Some see texting as similar to poetry. It’s a comparison that’s been made and debated before. Attributes of its form give texting a poetic aesthetic: pared down, economic; containing only the juiciest and most meaningful bits of information. Anything superfluous gets shrunk or tossed. Not just formalities such as greetings and signatures, but anything extra – sentences are left incomplete. Punctuation disappears. Even vowels are deflated. In their place, abbreviations, symbols, contractions, and brevity. “Thx” “K” “Sup” “Totes” “HMU” “TTYL.” And any student of poetry will be familiar with this aesthetic (“Make every word count,” says the MFA instructor). The website Micropoetry.com explores this concept, that SMS and Twitter are fertile grounds for art, based on their constrained minimalism. 

When words lose their meaning

A poem’s message is sometimes precise and clearly stated (see “Still I Rise” by Maya Angelou, or “If You Forget Me” by Pablo Neruda), while other times a poem can be undefined, open-ended, or abstract (see “The Love Song of J. Alfred Prufrock” by T. S. Eliot, or “Dream Song” by John Berryman). The language of poetry is refined, condensed, sharpened. And yet, poetry can be interpreted in multiple ways. (You probably *think* you know “The Road Not Taken” by Robert Frost, but do you?) Texts are the same: While the meaning of the text “ETA 15m” is unmistakably informative, the meaning of “IDK” could imply multiple things – from a plain statement of uncertainty to indicating a sense of hesitancy, hopelessness, or even contempt.

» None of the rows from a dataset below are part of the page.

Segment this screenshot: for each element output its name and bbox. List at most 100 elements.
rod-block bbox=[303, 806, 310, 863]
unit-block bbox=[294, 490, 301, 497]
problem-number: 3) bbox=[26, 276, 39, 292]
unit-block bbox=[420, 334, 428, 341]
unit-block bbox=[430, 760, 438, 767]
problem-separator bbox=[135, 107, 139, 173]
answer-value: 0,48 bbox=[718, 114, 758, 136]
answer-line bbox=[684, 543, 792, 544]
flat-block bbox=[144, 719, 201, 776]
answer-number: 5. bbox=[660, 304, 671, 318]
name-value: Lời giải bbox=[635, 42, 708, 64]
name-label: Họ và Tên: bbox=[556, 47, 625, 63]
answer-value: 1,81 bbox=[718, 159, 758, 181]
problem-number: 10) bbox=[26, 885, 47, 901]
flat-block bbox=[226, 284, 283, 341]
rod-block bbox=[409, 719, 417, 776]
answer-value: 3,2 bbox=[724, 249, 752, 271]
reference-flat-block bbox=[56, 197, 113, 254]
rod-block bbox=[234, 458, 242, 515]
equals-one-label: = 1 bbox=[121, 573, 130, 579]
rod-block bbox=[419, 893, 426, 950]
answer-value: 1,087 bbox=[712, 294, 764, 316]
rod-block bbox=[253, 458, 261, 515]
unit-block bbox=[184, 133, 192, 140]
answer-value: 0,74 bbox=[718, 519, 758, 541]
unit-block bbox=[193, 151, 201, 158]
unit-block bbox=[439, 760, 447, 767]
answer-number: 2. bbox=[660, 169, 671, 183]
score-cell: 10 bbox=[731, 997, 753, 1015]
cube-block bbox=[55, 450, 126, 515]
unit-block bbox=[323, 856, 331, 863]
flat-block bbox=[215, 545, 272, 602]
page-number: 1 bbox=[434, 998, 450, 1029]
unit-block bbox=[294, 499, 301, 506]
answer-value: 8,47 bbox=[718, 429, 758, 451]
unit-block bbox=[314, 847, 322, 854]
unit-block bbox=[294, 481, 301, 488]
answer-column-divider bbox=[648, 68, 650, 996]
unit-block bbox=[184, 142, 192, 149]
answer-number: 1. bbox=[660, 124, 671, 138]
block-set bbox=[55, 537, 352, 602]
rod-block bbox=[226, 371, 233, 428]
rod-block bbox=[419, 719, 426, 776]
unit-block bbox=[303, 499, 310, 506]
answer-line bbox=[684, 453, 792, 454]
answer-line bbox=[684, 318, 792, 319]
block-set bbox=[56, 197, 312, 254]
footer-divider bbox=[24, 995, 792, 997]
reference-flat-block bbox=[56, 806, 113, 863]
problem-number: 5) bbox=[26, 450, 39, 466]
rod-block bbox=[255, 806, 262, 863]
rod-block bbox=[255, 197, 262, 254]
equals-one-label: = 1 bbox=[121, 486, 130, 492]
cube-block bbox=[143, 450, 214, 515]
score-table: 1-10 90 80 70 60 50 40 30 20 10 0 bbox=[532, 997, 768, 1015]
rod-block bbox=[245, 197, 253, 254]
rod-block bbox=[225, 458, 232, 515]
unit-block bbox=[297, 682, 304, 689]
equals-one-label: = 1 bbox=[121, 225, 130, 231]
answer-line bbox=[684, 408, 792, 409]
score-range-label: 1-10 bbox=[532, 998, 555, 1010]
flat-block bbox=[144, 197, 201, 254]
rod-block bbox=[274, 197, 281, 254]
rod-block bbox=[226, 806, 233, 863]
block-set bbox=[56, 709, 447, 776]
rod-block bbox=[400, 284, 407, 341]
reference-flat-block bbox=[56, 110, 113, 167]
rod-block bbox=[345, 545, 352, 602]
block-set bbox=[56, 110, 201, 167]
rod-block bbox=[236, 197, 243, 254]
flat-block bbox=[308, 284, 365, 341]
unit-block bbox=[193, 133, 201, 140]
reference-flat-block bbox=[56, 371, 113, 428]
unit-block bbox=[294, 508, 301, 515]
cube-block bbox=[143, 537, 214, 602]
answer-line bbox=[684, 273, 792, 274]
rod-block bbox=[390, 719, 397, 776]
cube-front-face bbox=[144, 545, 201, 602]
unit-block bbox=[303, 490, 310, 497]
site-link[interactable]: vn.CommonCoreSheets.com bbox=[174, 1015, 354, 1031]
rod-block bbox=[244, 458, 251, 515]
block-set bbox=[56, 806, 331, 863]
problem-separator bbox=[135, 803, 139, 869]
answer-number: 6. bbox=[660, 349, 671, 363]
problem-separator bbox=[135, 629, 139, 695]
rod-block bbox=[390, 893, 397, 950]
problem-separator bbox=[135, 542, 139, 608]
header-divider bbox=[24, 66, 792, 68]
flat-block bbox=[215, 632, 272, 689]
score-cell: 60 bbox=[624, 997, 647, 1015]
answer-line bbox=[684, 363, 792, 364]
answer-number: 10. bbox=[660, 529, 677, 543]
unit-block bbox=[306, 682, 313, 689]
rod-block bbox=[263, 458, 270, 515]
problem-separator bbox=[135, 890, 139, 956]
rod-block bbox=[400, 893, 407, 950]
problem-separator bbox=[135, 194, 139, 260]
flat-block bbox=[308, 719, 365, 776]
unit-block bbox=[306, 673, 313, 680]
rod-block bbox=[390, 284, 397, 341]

Ay, there’s the rub. This ambiguity leaves room for interpretation. When that openness creates space, breathes life, and invites play into the discourse, texting can be a lively form of artful communication. However, in contexts with increased consequences of misinterpretation, the vagaries inherent to texting may pose risks. The conversation takes a wrong turn, and relationships suffer. For individuals primed to assume the worst, an ambiguous text could give rise to painful speculation. Therapists know this story: a client reports a bewildering conflict with a family member, marked by misunderstanding and miscommunication, only to reveal later that the entire thing happened over text. The therapist raises an eyebrow. And so, intuitive in-the-moment etiquette about texting can sometimes fail.

What we hope for in almost any communication is a connection. Poetry, music, and art in general has ways of making connections that are more sublime – and more human – than any direct transmission of factual information. Writers are reminded that a good story will “show, not tell.” And when a text can make this kind of a connection through deft delivery of artful mystery, it becomes easy to understand its popularity. However, in situations where stakes are higher, or the connection requires more deliberate care, it becomes easy to understand its shortcomings.

What to do?

None of us is a statistic, and every day each of us must choose how to communicate. Perhaps the text/poetry comparison could come in handy. Think of it like this: if you would consider communicating something using a short poem, then a text message might work. But if the occasion does not lend itself well to the poetic, perhaps a phone call is preferred. Personally, I sometimes have to force myself to step back from certain text conversations to assess whether they pose any risk that might better be managed in a phone call or in person. With some extra preparedness, the hope is that we are able to make informed decisions about when to text, in full awareness of the tradeoff between convenience and ambiguity, poetry and prose. 

Whatever you choose, just don’t text while driving.